L’annuncio di Barack Obama di porre fine allo storico embargo americano verso Cuba – sembra un slogan da campagna elettorale per recuperare punti dopo l’ultima batosta repubblicana – vorrebbe farci bissare l’entusiasmo per la caduta del Muro di Berlino.
La cortina di ferro tra Usa e Cuba era iniziata a sgretolarsi quando Raul Castro aveva rimpiazzato di fatto il fratello Fidel e i venti di occidentalizzazione cominciavano a far comodo ai cubani.
Più che Bergoglio in questo processo c’entra la storica visita del ’98 di Karol Wojtyla a Cuba che, non solo servì a ridimensionare gli ululati nostalgici del compagno Fidel, ma anche a ricordare al dittatore cubano che i cattolici sull’isola erano una forza numerica da riconoscere e tutelare.
Per tornare agli americani, l’inasprimento dell’embargo cubano fu l’errore più clamoroso della fallimentare politica estera di John Kennedy.
La Cuba castrista, per decenni spina nel fianco degli USA, battagliò in autonomia la sua “guerra fredda” lontano dall’ex URSS, vendendo a noi occidentali l’immagine di isola felice comunista. I dissidenti che lasciarono l’Avana andavano dicendo il contrario.

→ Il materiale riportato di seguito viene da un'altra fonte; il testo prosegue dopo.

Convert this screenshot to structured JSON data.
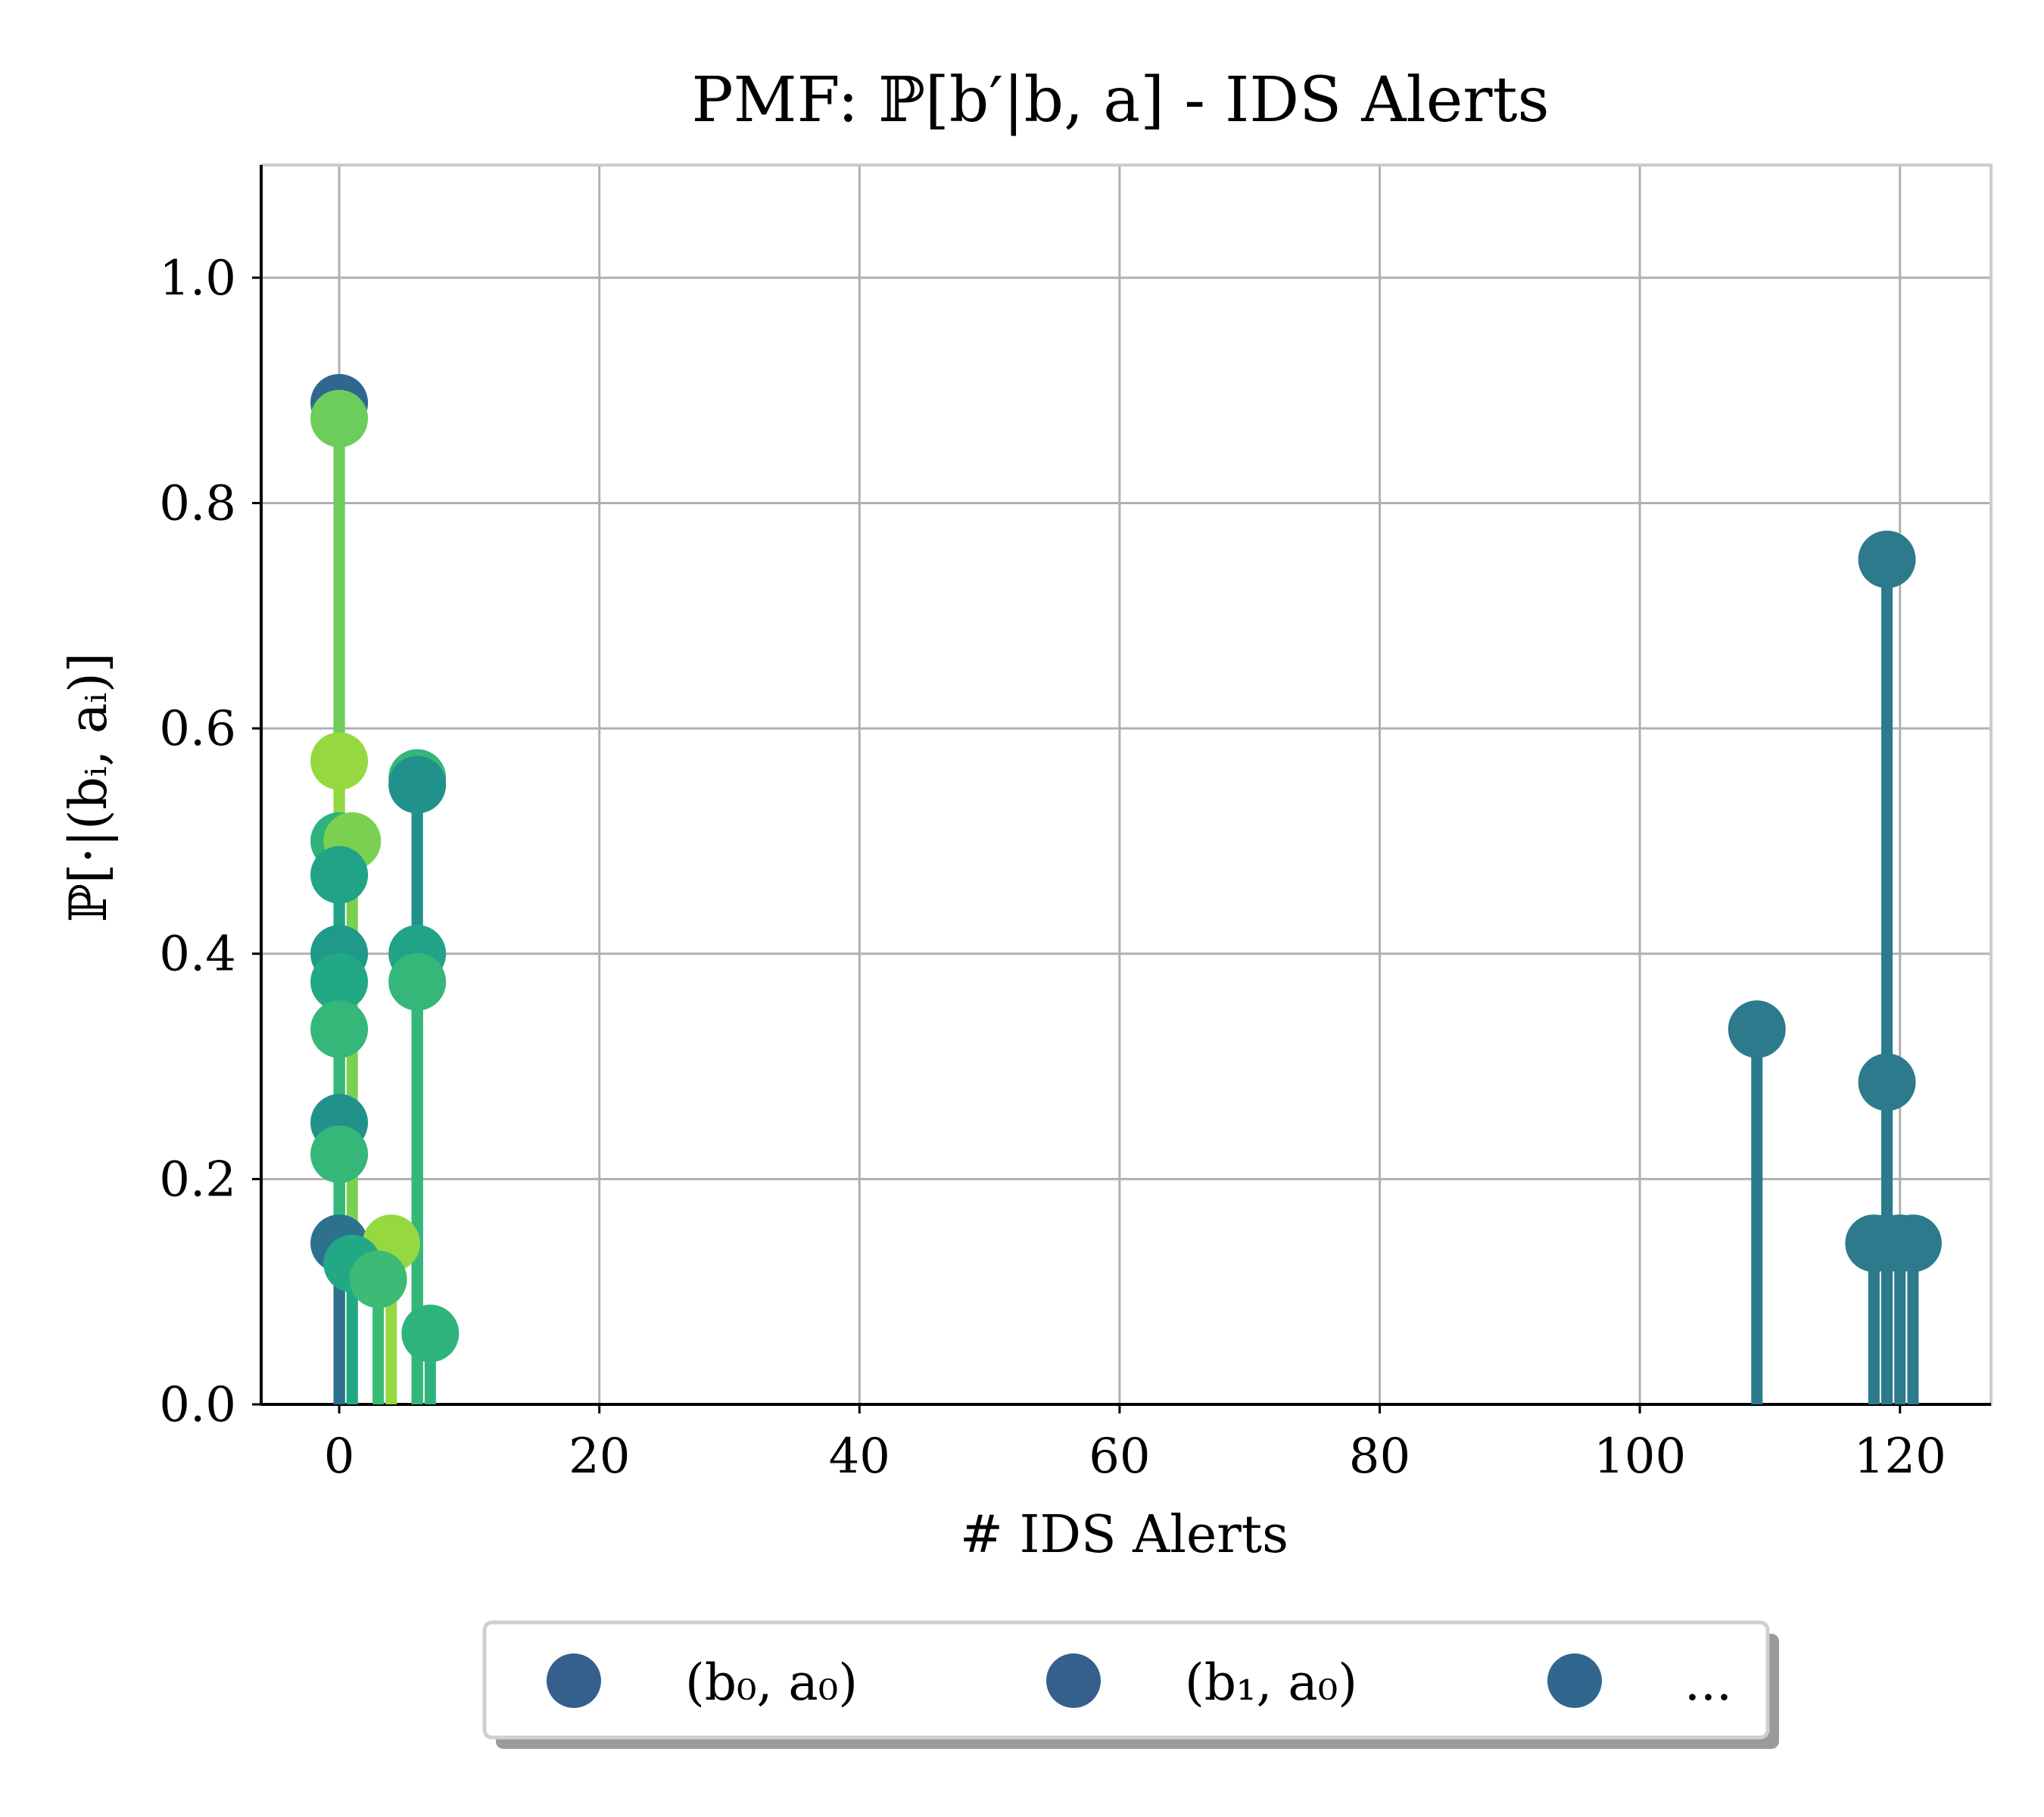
{
  "chart_data": {
    "type": "stem",
    "title": "PMF: ℙ[b′|b, a] - IDS Alerts",
    "xlabel": "# IDS Alerts",
    "ylabel": "ℙ[·|(bᵢ, aᵢ)]",
    "xlim": [
      -6,
      127
    ],
    "ylim": [
      0,
      1.1
    ],
    "xticks": [
      0,
      20,
      40,
      60,
      80,
      100,
      120
    ],
    "xtick_labels": [
      "0",
      "20",
      "40",
      "60",
      "80",
      "100",
      "120"
    ],
    "yticks": [
      0.0,
      0.2,
      0.4,
      0.6,
      0.8,
      1.0
    ],
    "ytick_labels": [
      "0.0",
      "0.2",
      "0.4",
      "0.6",
      "0.8",
      "1.0"
    ],
    "grid": true,
    "legend_placement": "bottom-center",
    "legend": [
      {
        "label": "(b₀, a₀)",
        "color": "#355f8d"
      },
      {
        "label": "(b₁, a₀)",
        "color": "#355f8d"
      },
      {
        "label": "...",
        "color": "#31668e"
      }
    ],
    "points": [
      {
        "x": 0,
        "y": 0.889,
        "color": "#31668e"
      },
      {
        "x": 0,
        "y": 0.875,
        "color": "#6ccd5a"
      },
      {
        "x": 0,
        "y": 0.571,
        "color": "#95d840"
      },
      {
        "x": 0,
        "y": 0.5,
        "color": "#2eb37c"
      },
      {
        "x": 1,
        "y": 0.5,
        "color": "#7ad151"
      },
      {
        "x": 0,
        "y": 0.47,
        "color": "#20a386"
      },
      {
        "x": 0,
        "y": 0.4,
        "color": "#1f9a8a"
      },
      {
        "x": 0,
        "y": 0.375,
        "color": "#22a884"
      },
      {
        "x": 0,
        "y": 0.333,
        "color": "#35b779"
      },
      {
        "x": 0,
        "y": 0.25,
        "color": "#21918c"
      },
      {
        "x": 0,
        "y": 0.222,
        "color": "#35b779"
      },
      {
        "x": 0,
        "y": 0.143,
        "color": "#2c728e"
      },
      {
        "x": 1,
        "y": 0.125,
        "color": "#22a884"
      },
      {
        "x": 3,
        "y": 0.111,
        "color": "#3bbb75"
      },
      {
        "x": 4,
        "y": 0.143,
        "color": "#95d840"
      },
      {
        "x": 6,
        "y": 0.55,
        "color": "#21918c"
      },
      {
        "x": 6,
        "y": 0.556,
        "color": "#35b779"
      },
      {
        "x": 6,
        "y": 0.4,
        "color": "#20a386"
      },
      {
        "x": 6,
        "y": 0.375,
        "color": "#35b779"
      },
      {
        "x": 7,
        "y": 0.063,
        "color": "#2eb37c"
      },
      {
        "x": 109,
        "y": 0.333,
        "color": "#2c7a8c"
      },
      {
        "x": 119,
        "y": 0.75,
        "color": "#2c7a8c"
      },
      {
        "x": 119,
        "y": 0.286,
        "color": "#2c7a8c"
      },
      {
        "x": 118,
        "y": 0.143,
        "color": "#2c7a8c"
      },
      {
        "x": 119,
        "y": 0.143,
        "color": "#2c7a8c"
      },
      {
        "x": 120,
        "y": 0.143,
        "color": "#2c7a8c"
      },
      {
        "x": 121,
        "y": 0.143,
        "color": "#2c7a8c"
      }
    ]
  }
}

Quando vedremo fast food americani in centro all’Avana, ci chiederemo se mai il tanfo di un hamburger sia così disgustoso da esiliare l’olfatto della storia. La rivoluzione cubana fu prima di tutto rivolta intellettuale e i primi indizi sono disseminati nei Diari di viaggio del medico Ernesto Che Guevara.
I balli, le tette e i culi cubani così come le concessioni opportunistiche degli USA non potranno mai cancellare lo sforzo di piccoli uomini che sognarono e perirono per un mondo più umano, più giusto, più equo.